Rezai H, Ardehali S, Teplitz R L
Department of Medical Pathology, School of Medicine, University of California, Davis 95616.
Immunol Invest. 1989 Jun;18(5):671-88. doi: 10.3109/08820138909057754.

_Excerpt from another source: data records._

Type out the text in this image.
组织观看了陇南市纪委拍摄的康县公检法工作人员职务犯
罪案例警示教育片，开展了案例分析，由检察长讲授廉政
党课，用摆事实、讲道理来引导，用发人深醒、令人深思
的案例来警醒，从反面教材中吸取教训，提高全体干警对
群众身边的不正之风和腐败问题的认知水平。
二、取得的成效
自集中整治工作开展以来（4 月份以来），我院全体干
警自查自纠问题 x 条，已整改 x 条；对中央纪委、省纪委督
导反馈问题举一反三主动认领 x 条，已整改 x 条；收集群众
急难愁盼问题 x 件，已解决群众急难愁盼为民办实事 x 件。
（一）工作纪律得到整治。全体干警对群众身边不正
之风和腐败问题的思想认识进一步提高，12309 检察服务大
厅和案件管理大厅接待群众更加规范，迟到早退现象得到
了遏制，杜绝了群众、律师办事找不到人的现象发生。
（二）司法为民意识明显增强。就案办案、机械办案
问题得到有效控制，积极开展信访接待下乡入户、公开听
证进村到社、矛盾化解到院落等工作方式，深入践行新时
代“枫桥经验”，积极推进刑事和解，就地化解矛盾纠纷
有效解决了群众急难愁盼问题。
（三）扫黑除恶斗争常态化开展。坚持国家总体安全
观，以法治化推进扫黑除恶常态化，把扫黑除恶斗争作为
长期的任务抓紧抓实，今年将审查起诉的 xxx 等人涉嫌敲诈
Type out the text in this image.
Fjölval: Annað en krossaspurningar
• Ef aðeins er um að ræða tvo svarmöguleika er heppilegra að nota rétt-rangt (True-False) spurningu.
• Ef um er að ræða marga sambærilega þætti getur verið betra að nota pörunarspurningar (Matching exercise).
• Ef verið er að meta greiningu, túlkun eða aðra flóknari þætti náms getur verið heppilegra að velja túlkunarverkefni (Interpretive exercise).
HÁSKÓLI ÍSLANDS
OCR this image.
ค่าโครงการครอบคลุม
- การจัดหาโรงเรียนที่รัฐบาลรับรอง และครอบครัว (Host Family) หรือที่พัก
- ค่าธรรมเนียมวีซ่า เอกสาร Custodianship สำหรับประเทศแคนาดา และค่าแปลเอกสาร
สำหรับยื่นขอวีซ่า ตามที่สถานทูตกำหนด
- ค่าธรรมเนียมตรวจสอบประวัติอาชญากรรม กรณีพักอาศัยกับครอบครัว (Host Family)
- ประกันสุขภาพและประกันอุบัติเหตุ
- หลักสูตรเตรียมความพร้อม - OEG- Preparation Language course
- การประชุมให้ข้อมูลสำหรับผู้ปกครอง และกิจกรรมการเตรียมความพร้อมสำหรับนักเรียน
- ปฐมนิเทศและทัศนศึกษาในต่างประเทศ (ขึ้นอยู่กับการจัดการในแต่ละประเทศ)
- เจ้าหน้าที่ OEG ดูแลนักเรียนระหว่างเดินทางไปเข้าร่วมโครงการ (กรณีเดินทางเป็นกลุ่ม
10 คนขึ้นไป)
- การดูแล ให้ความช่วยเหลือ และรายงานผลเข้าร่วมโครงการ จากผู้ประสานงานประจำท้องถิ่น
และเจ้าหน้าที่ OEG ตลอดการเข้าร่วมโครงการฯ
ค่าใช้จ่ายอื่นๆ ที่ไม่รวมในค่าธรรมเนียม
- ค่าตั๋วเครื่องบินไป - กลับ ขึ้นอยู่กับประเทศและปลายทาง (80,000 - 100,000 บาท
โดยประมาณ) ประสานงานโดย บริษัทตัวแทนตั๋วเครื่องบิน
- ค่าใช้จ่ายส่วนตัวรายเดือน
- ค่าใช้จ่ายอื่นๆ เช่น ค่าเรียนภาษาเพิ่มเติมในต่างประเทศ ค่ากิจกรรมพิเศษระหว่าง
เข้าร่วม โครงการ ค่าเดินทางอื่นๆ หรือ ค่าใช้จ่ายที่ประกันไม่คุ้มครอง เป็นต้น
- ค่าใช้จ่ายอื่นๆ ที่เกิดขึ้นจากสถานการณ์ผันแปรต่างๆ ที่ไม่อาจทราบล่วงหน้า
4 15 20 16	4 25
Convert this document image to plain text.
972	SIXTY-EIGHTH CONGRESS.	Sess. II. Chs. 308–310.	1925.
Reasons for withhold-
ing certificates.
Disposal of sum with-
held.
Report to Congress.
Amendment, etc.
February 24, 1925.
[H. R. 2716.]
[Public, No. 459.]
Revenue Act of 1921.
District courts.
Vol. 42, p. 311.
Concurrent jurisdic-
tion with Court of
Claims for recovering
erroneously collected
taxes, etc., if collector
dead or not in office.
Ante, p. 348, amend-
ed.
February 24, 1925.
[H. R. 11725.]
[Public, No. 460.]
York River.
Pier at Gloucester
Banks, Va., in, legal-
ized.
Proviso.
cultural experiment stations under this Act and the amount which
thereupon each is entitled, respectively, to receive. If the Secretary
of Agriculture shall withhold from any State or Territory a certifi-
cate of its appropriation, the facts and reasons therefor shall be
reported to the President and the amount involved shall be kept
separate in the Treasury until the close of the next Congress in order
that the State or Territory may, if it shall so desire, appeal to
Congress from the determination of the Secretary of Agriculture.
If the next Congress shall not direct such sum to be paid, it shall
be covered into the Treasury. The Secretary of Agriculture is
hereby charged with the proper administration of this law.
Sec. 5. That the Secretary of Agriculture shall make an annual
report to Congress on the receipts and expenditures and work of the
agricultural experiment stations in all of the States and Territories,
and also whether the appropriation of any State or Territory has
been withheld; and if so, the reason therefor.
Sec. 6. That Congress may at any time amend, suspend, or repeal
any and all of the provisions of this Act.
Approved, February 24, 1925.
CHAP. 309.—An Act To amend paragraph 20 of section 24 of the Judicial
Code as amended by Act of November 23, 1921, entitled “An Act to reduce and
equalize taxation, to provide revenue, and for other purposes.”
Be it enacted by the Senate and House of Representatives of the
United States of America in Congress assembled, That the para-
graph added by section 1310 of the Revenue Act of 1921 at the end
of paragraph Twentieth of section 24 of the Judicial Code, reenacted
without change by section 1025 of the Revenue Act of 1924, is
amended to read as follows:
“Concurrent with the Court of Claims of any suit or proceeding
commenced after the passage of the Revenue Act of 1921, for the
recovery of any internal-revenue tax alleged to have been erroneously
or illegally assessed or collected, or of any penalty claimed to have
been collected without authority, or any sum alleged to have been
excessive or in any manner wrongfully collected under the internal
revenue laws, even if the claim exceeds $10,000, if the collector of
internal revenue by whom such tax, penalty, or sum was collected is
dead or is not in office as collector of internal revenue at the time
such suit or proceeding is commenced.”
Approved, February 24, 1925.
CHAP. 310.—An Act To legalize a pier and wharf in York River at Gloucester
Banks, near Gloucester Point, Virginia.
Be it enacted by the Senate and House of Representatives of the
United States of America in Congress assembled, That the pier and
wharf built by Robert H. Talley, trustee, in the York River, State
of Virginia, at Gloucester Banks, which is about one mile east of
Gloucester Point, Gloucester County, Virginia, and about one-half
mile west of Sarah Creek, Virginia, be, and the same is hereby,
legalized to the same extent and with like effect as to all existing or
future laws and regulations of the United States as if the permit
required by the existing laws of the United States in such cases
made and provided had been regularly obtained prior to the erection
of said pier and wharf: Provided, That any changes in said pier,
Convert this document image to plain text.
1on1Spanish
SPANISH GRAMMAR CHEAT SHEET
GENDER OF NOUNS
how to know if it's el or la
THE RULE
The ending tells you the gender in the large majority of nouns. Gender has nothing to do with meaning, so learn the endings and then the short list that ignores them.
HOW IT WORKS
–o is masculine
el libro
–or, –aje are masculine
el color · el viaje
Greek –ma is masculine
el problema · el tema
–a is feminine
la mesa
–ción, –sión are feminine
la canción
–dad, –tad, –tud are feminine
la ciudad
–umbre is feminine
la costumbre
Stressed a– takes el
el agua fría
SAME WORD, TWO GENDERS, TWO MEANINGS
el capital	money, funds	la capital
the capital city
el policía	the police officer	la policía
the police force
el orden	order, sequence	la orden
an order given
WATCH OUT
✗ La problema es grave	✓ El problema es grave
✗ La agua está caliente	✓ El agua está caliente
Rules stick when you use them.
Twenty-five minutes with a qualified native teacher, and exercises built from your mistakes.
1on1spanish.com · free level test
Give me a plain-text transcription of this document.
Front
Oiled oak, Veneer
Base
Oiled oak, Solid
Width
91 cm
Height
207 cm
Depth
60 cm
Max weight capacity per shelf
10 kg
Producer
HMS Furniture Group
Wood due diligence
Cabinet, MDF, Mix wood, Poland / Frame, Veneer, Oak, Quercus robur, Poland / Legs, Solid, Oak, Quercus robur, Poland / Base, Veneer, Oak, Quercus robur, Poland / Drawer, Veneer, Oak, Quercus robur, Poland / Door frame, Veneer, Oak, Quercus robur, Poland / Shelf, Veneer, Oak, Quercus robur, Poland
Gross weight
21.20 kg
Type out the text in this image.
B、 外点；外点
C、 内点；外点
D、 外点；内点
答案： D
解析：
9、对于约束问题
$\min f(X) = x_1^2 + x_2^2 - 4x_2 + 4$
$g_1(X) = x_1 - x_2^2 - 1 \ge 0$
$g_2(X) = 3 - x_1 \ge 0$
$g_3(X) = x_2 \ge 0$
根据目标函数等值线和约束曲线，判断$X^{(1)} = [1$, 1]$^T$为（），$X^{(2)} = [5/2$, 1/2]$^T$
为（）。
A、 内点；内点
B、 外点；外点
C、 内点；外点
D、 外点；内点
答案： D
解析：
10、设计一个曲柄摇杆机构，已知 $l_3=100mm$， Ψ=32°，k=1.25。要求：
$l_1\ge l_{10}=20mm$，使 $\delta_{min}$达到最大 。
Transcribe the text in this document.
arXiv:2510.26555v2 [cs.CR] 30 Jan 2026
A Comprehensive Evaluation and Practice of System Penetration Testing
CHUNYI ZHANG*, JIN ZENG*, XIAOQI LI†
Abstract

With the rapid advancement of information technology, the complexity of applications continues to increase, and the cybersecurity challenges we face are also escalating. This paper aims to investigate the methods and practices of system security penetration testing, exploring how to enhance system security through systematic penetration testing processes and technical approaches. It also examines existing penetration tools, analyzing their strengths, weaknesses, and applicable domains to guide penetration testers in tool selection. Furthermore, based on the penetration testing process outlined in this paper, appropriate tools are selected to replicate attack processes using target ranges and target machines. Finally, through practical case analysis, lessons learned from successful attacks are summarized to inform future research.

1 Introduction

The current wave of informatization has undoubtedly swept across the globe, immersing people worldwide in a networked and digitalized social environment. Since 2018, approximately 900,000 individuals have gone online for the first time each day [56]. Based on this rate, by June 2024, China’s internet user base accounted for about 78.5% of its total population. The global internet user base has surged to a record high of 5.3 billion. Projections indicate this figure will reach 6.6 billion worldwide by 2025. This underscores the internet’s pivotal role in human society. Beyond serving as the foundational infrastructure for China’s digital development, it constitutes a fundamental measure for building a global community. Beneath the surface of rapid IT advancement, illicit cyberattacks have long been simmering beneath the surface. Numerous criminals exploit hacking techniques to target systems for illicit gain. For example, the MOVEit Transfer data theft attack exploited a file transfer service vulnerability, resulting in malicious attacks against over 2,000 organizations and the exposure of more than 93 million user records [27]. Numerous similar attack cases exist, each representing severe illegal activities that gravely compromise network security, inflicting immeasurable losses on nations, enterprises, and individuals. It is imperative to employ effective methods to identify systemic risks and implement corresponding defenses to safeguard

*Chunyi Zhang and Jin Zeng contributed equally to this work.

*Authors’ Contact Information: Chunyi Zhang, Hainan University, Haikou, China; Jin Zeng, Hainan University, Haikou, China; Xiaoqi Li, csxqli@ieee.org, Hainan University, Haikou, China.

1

The interaction of the immune complex (IC) composed of DNA and monoclonal anti-DNA antibody with thioglycollate-stimulated mouse peritoneal macrophages was investigated. The immune complex: macrophage interaction was shown to be highly time and temperature dependent; at 37 degrees C it proceeds faster than at 0 degrees C, although there is higher overall binding of IC to macrophages at 0 degrees C. The maximum bound IC detected was at a DNA/antibody ratio of 6.2ng/ml to 7.3 micrograms/ml. Higher densities of either DNA or antibody inhibited IC: phagocyte interaction. Binding of the IC to macrophages is through cell surface Fc receptors and is enhanced in the presence of 40 mg/ml albumin. Fresh human and mouse sera at the concentration of 10 percent, inhibited the IC binding to mouse peritoneal macrophages. Macrophage receptors for IC are not saturated even after 60 minutes. Addition of either chloroquine or cytochalasin B, resulted in increased binding of IC to macrophages.
研究了由DNA和单克隆抗DNA抗体组成的免疫复合物(IC)与巯基乙酸盐刺激的小鼠腹腔巨噬细胞的相互作用。免疫复合物与巨噬细胞的相互作用显示出高度的时间和温度依赖性;在37℃时比在0℃时进行得更快,尽管在0℃时IC与巨噬细胞的总体结合更高。检测到的最大结合IC是在DNA/抗体比例为6.2纳克/毫升至7.3微克/毫升时。DNA或抗体的更高密度会抑制IC与吞噬细胞的相互作用。IC与巨噬细胞的结合是通过细胞表面Fc受体,并且在存在40毫克/毫升白蛋白的情况下会增强。浓度为10%的新鲜人血清和小鼠血清会抑制IC与小鼠腹腔巨噬细胞的结合。即使在60分钟后,巨噬细胞对IC的受体也未饱和。添加氯喹或细胞松弛素B会导致IC与巨噬细胞的结合增加。